The rumor that I was raised by monkeys is totally false. I know it adds up. Sometimes I even believe it but…no. I was raised by a single mother. Looking back I’m beginning to understand that having me as a daughter may have been the single most challenging job of her life. Things ran amuk very early on. She couldn’t afford childcare and by the ages of 7 and 4 my sister and I had run through any relative living close enough to care for us. I don’t know if we were too much of a pain in the sit-upon or if most likely tossing two more kids into someone’s daily household for “that” many hours 6 days a week is way too much to ask. I would imagine a bit of both. The important thing here is by the age of 7…. I was the boss in our house. The top dog. Numero Uno. My Mother worked what they called a split-trick which meant she left at 10am and often didn’t get back home until 1 or 2 am. Having “me” in charge and her gone so much of the time resulted in numerous unfortunate incidents.

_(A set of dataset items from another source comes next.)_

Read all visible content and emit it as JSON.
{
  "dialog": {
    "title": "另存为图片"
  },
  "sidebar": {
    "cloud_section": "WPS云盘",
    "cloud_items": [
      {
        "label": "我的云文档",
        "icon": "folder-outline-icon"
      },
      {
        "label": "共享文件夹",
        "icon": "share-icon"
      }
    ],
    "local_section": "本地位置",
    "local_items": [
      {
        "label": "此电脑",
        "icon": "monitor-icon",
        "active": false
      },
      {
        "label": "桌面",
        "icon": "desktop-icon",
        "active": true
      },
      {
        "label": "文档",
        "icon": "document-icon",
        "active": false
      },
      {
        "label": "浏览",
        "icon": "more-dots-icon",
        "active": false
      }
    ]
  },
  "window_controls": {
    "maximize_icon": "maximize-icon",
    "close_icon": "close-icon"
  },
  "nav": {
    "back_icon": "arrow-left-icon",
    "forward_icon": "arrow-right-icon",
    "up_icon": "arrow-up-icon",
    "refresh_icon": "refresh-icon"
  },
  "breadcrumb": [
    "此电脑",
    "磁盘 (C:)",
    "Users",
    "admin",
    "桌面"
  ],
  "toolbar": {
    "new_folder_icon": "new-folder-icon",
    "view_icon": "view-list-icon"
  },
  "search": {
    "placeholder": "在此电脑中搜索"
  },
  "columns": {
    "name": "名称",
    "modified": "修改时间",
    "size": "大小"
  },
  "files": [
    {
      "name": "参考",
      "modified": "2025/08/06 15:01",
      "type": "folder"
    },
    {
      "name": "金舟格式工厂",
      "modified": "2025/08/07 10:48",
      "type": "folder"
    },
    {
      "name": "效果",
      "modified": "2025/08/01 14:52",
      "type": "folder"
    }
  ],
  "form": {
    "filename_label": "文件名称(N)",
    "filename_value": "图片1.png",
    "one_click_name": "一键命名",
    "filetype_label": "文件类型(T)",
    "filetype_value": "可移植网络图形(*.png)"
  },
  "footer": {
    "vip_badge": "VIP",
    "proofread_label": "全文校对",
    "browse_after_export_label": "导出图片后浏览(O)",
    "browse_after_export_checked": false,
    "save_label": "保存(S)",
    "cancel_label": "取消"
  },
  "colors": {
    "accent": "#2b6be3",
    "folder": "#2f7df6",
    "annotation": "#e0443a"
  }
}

Back in the day we had milkmen who delivered fresh milk to your door in a glass bottle. (yes, really!) Mr. Jenks (I thought it sounded like a cat’s name too) was our milkman and I adored him. He called me, “Little Miss”, he had the best laugh ever and he “always” brought a tray of cupcakes and other yummy pastries for me to choose from when he brought our milk. The days when Mr. Jenks, the milkman came were the best ever. Until the day my Mother answered the door and he handed her a sheet of paper.

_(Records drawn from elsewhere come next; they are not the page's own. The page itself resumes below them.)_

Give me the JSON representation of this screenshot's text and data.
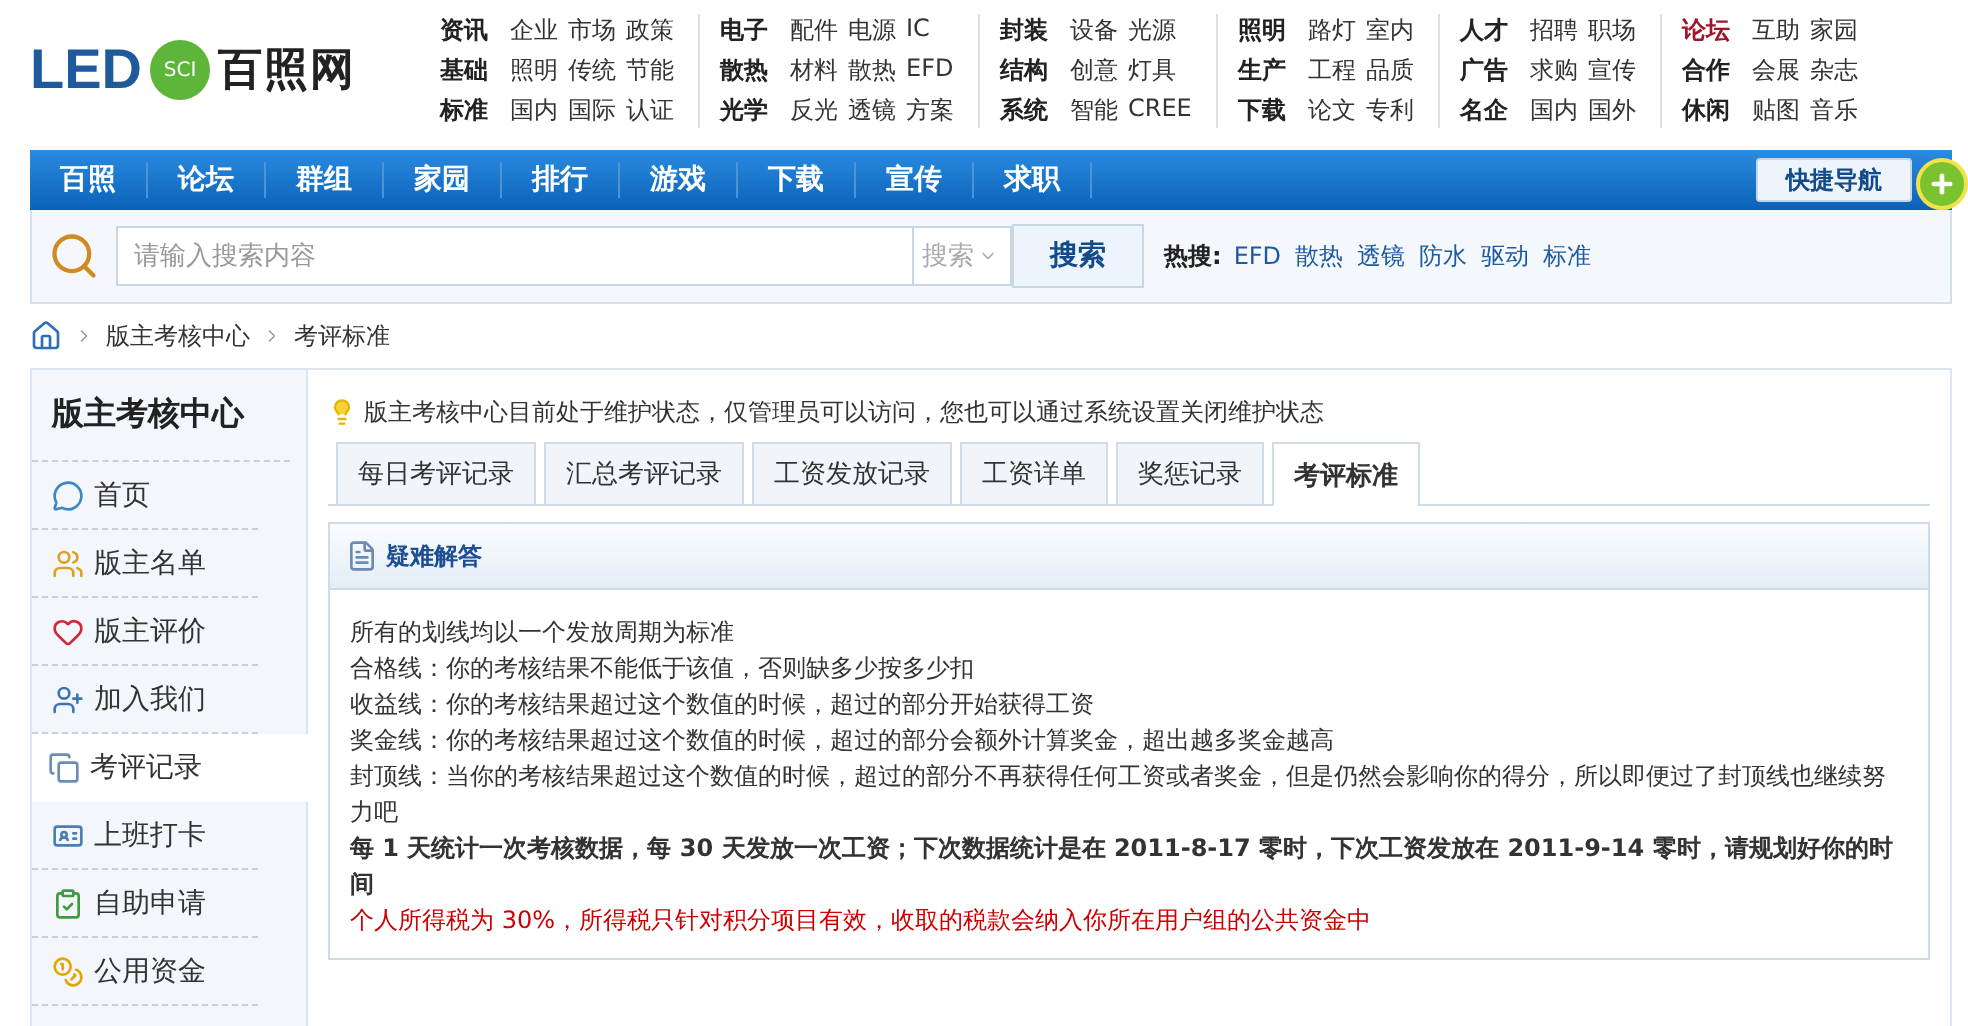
{
  "logo": {
    "text": "LED",
    "badge": "SCI",
    "name": "百照网"
  },
  "link_groups": [
    {
      "rows": [
        {
          "category": "资讯",
          "highlight": false,
          "links": [
            "企业",
            "市场",
            "政策"
          ]
        },
        {
          "category": "基础",
          "highlight": false,
          "links": [
            "照明",
            "传统",
            "节能"
          ]
        },
        {
          "category": "标准",
          "highlight": false,
          "links": [
            "国内",
            "国际",
            "认证"
          ]
        }
      ]
    },
    {
      "rows": [
        {
          "category": "电子",
          "highlight": false,
          "links": [
            "配件",
            "电源",
            "IC"
          ]
        },
        {
          "category": "散热",
          "highlight": false,
          "links": [
            "材料",
            "散热",
            "EFD"
          ]
        },
        {
          "category": "光学",
          "highlight": false,
          "links": [
            "反光",
            "透镜",
            "方案"
          ]
        }
      ]
    },
    {
      "rows": [
        {
          "category": "封装",
          "highlight": false,
          "links": [
            "设备",
            "光源"
          ]
        },
        {
          "category": "结构",
          "highlight": false,
          "links": [
            "创意",
            "灯具"
          ]
        },
        {
          "category": "系统",
          "highlight": false,
          "links": [
            "智能",
            "CREE"
          ]
        }
      ]
    },
    {
      "rows": [
        {
          "category": "照明",
          "highlight": false,
          "links": [
            "路灯",
            "室内"
          ]
        },
        {
          "category": "生产",
          "highlight": false,
          "links": [
            "工程",
            "品质"
          ]
        },
        {
          "category": "下载",
          "highlight": false,
          "links": [
            "论文",
            "专利"
          ]
        }
      ]
    },
    {
      "rows": [
        {
          "category": "人才",
          "highlight": false,
          "links": [
            "招聘",
            "职场"
          ]
        },
        {
          "category": "广告",
          "highlight": false,
          "links": [
            "求购",
            "宣传"
          ]
        },
        {
          "category": "名企",
          "highlight": false,
          "links": [
            "国内",
            "国外"
          ]
        }
      ]
    },
    {
      "rows": [
        {
          "category": "论坛",
          "highlight": true,
          "links": [
            "互助",
            "家园"
          ]
        },
        {
          "category": "合作",
          "highlight": false,
          "links": [
            "会展",
            "杂志"
          ]
        },
        {
          "category": "休闲",
          "highlight": false,
          "links": [
            "贴图",
            "音乐"
          ]
        }
      ]
    }
  ],
  "nav": {
    "items": [
      "百照",
      "论坛",
      "群组",
      "家园",
      "排行",
      "游戏",
      "下载",
      "宣传",
      "求职"
    ],
    "quick_nav": "快捷导航"
  },
  "search": {
    "placeholder": "请输入搜索内容",
    "scope": "搜索",
    "button": "搜索",
    "hot_label": "热搜:",
    "hot": [
      "EFD",
      "散热",
      "透镜",
      "防水",
      "驱动",
      "标准"
    ]
  },
  "breadcrumb": [
    "版主考核中心",
    "考评标准"
  ],
  "sidebar": {
    "title": "版主考核中心",
    "items": [
      {
        "label": "首页",
        "selected": false
      },
      {
        "label": "版主名单",
        "selected": false
      },
      {
        "label": "版主评价",
        "selected": false
      },
      {
        "label": "加入我们",
        "selected": false
      },
      {
        "label": "考评记录",
        "selected": true
      },
      {
        "label": "上班打卡",
        "selected": false
      },
      {
        "label": "自助申请",
        "selected": false
      },
      {
        "label": "公用资金",
        "selected": false
      }
    ]
  },
  "notice": "版主考核中心目前处于维护状态，仅管理员可以访问，您也可以通过系统设置关闭维护状态",
  "tabs": [
    {
      "label": "每日考评记录",
      "selected": false
    },
    {
      "label": "汇总考评记录",
      "selected": false
    },
    {
      "label": "工资发放记录",
      "selected": false
    },
    {
      "label": "工资详单",
      "selected": false
    },
    {
      "label": "奖惩记录",
      "selected": false
    },
    {
      "label": "考评标准",
      "selected": true
    }
  ],
  "panel": {
    "title": "疑难解答",
    "lines": [
      {
        "kind": "plain",
        "text": "所有的划线均以一个发放周期为标准"
      },
      {
        "kind": "plain",
        "text": "合格线：你的考核结果不能低于该值，否则缺多少按多少扣"
      },
      {
        "kind": "plain",
        "text": "收益线：你的考核结果超过这个数值的时候，超过的部分开始获得工资"
      },
      {
        "kind": "plain",
        "text": "奖金线：你的考核结果超过这个数值的时候，超过的部分会额外计算奖金，超出越多奖金越高"
      },
      {
        "kind": "plain",
        "text": "封顶线：当你的考核结果超过这个数值的时候，超过的部分不再获得任何工资或者奖金，但是仍然会影响你的得分，所以即便过了封顶线也继续努力吧"
      },
      {
        "kind": "bold",
        "text": "每 1 天统计一次考核数据，每 30 天发放一次工资；下次数据统计是在 2011-8-17 零时，下次工资发放在 2011-9-14 零时，请规划好你的时间"
      },
      {
        "kind": "warning",
        "text": "个人所得税为 30%，所得税只针对积分项目有效，收取的税款会纳入你所在用户组的公共资金中"
      }
    ]
  }
}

While I was giving Mr. Jenks his hello hug, Mom was looking at that sheet of paper in the same way she looked at me when I filled our bathtub with catfish from the ravine. (In my defense. It had flooded and I was trying to save their lives. I could NOT have known Mom was going to come home early and try take a shower)
“What is this?” she asked, Jenks who was distractedly tugging my ponytail.
“This bill. It’s too much.”
As he explained what the bill was for (not only milk but a variety of cakes, doughnuts, and snack pies), my Mother’s eyes began to fill with tears. “I can’t pay this. I don’t have it.” (Back in the day there were NO credit cards people. For real. I swear.) “I can give you”…..she scrambled around in her purse to fish out a couple more dollars…”Can I pay you a little each week? I’m sorry this is my fault. They’re just little girls. They didn’t know. And my oldest, ” she said looking directly at me…”lives in her own world.” (true dat, Mom)
So my Mother was crying, I was flabbergasted and still did NOT understand what had gone so wrong but the milkman…….
Once during that summer a kid punched me in the stomach with the end of a wooden baseball bat. It simultaneously knocked the air right outa me and sent me into a total state of shock. I think how I felt best describes the look on old, Mr. Jenks face. His big happy smile drooped. His eyes got red and watery and he stopped tugging my pony tail, instead placing his big hand gently on the side of my bewildered face.
“I pay my bills, sir. I can promise you I will make good on the debt.”
“What debt?” he asked her, taking the sheet of paper from her hands.
From then on Mr. Jenks delivered the milk and “gave” me and my sister a choice of any one delicacy on his tray. He never charged my mother a penny for the cakes. Just the milk.
My Mom told the story of our milkman’s great kindness right up until the final days of her life. She never forgot him. We never forgot him. And I like to think he never forgot us. I don’t know where he is now since I was 7 and he was so much older. But in my mind it gives me peace to see him somewhere on a porch swing with a glass of lemonade and a beautiful breeze.
So I ask you again. Will you be remembered? Will any of us? It’s not how much money we leave behind or what great successes we’ve had that will live on in another person’s heart. It’s something far more valuable and so much easier to give. So simple, in fact, we often overlook it in our quest to seek out all those things that one day won’t matter at all.